I have only the "authenticated" role selected in authache config. Authcache seems to be caching pages, according to the debug output. When I load/cache a page using a user with only the role "authenticated user" the cache works, but if I then try visiting the same page in a different browser when i'm logged in as admin uid:1, I am served the unauthenticated page cached.

Comments

simg’s picture

Status: Active » Closed (works as designed)

This is working as designed.

How authcache works is to cache pages on a per role(s) basis. (or rather based on the combination of roles a user has)

So for example "user1" visits a page with roles "A" and "B". No suitable page exists in the cache, so a page is generated and then stored in the cache with a cache prefix of "AB".

user2 visits the same page and has roles of "A", "B" and "C". The previously cached page is not valid for them since the "C" role is likely to change their view of the page, so a new page is generated and stored in the cache with a cache prefix of "ABC".

user3 visits the same page with a role of "A". Still no cached pages are valid so a new page is generated and cached with a cache prefix of "A".

user4 visits with roles of "A" and "B". Eureka, a cached page exists with the cache prefix "AB" so user4 gets a fast page.

It follows, that the more roles you have on your site (and/or) the more roles assigned to each user, the less likely you are to get cache hits.

Hope this makes sense? Marking as "closed - works as designed" but you're welcome to re-open and ask questions.

Canadaka’s picture

Status: Closed (works as designed) » Needs review

I understand how authcache works with roles, that's not what my problem is.

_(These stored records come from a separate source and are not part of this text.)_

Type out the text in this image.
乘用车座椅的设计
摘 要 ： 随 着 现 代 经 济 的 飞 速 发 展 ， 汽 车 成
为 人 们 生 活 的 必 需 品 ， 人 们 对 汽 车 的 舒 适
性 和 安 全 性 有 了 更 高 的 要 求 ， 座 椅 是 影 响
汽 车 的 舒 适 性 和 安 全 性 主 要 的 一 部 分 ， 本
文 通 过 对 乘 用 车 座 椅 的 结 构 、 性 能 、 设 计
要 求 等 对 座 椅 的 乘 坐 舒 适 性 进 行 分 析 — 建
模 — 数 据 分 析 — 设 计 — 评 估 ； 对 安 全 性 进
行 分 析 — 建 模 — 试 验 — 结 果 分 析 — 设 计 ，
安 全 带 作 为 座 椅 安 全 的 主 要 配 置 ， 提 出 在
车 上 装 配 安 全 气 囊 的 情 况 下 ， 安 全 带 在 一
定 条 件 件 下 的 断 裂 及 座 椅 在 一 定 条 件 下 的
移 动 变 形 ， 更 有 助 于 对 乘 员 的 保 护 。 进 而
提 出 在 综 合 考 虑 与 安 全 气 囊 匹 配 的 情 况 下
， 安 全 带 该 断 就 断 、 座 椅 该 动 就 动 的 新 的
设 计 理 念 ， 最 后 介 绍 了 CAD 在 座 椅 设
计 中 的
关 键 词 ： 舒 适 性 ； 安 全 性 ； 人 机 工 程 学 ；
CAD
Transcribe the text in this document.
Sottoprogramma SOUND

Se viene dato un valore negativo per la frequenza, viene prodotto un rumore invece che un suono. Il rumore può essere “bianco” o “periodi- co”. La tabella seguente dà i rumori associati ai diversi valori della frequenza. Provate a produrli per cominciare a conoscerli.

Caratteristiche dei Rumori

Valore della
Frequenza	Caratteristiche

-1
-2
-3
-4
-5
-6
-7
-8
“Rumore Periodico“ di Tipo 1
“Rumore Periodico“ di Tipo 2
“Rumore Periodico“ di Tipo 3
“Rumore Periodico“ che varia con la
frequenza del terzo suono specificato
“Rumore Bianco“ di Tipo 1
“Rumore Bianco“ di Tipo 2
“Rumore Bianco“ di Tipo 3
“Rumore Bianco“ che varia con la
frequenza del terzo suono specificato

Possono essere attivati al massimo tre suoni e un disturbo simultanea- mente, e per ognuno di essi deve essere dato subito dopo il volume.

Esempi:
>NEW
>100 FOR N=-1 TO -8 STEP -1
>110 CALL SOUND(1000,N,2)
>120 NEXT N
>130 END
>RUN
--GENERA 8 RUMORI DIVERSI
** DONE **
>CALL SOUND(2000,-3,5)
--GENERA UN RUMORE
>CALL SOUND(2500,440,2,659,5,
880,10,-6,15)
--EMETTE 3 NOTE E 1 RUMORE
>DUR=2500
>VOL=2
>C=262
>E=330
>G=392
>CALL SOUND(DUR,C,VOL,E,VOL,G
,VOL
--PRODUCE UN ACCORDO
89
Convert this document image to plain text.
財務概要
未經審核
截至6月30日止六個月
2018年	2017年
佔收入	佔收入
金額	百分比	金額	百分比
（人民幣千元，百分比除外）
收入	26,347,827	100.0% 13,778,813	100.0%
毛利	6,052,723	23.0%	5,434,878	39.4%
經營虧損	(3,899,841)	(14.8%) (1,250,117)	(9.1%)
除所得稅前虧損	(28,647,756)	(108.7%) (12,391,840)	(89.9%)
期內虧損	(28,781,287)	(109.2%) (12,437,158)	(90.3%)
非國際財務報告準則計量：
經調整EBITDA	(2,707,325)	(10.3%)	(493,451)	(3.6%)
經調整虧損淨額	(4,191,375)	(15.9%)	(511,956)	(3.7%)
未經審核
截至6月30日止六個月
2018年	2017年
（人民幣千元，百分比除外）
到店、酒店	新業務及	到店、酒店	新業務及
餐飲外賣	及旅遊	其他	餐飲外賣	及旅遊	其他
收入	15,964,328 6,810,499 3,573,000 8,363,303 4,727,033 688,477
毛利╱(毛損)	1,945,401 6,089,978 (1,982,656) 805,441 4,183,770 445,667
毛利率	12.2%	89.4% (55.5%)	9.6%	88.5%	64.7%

User 1 with role "A" visits a page and creates a cache.
User 2 with roles "AB" visits this same page gets the cached page from User1 "A".

In my case User 2 is the administrator uid:1. I can quickly tell when this happens because the cached page doesn't have the black admin bar. My uid:1 has 2 roles selected, "administrator" & "authenticated user". User 1 only has "authenticated user" role selected.
in the authcache setup "Enable caching for specified user roles" I have only these 2 roles selected.

simg’s picture

up until last week, Authcache was coded to be specifically disabled for uid:1.

that struck me as strange and sub-optimal, and since it was easy to remove the single line of code that prevented it from working for uid:1, I did so. I wonder if there might be code / issues elsewhere that prevent it from working for uid:1. Based on this post http://drupal.org/node/970810, it maybe that I re-disable uid:1 caching anyway.

Do you still have this problem if User 2 is not uid:1 ?

Canadaka’s picture

So I created a new test user and added roles A & C. I then tested against my other test account with only role A. I couldn't reproduce the problem so it does seem to be an issue with uid:1.

simg’s picture

Status: Needs review » Closed (works as designed)

ah, I think what's going on here is that Authcache handles the "authenticated user" role slightly oddly.

If you enable authcache for the "authenticated user" role, this only applies to users that *only* have this role.

So, your admin user presumably has the "administrator" role, therefore authcache doesn't cache for that user?

FWIW, I did a lot of work on authcache last night. Lots of bugs fixed and the latest dev version now has *much* better and more consistent debugging info which should help.

Setting to "closed: works as designed" again, but as before, if you feel I haven't understood / answered the question, you're welcome to re-open.

edit: btw, you should find that Authcache currently *works* for uid:1 - it does for me :)

simg’s picture

Status: Closed (works as designed) » Needs work

ok, I've noticed the same problem. will investigate ...

simg’s picture

Status: Needs work » Closed (fixed)

I think this should now be fixed. The problem I found was that Authcache_user_logout was not firing and therefore not deleting the authcache cookie. Therefore your "other browser" probably had an authcache key for the last authenticated user.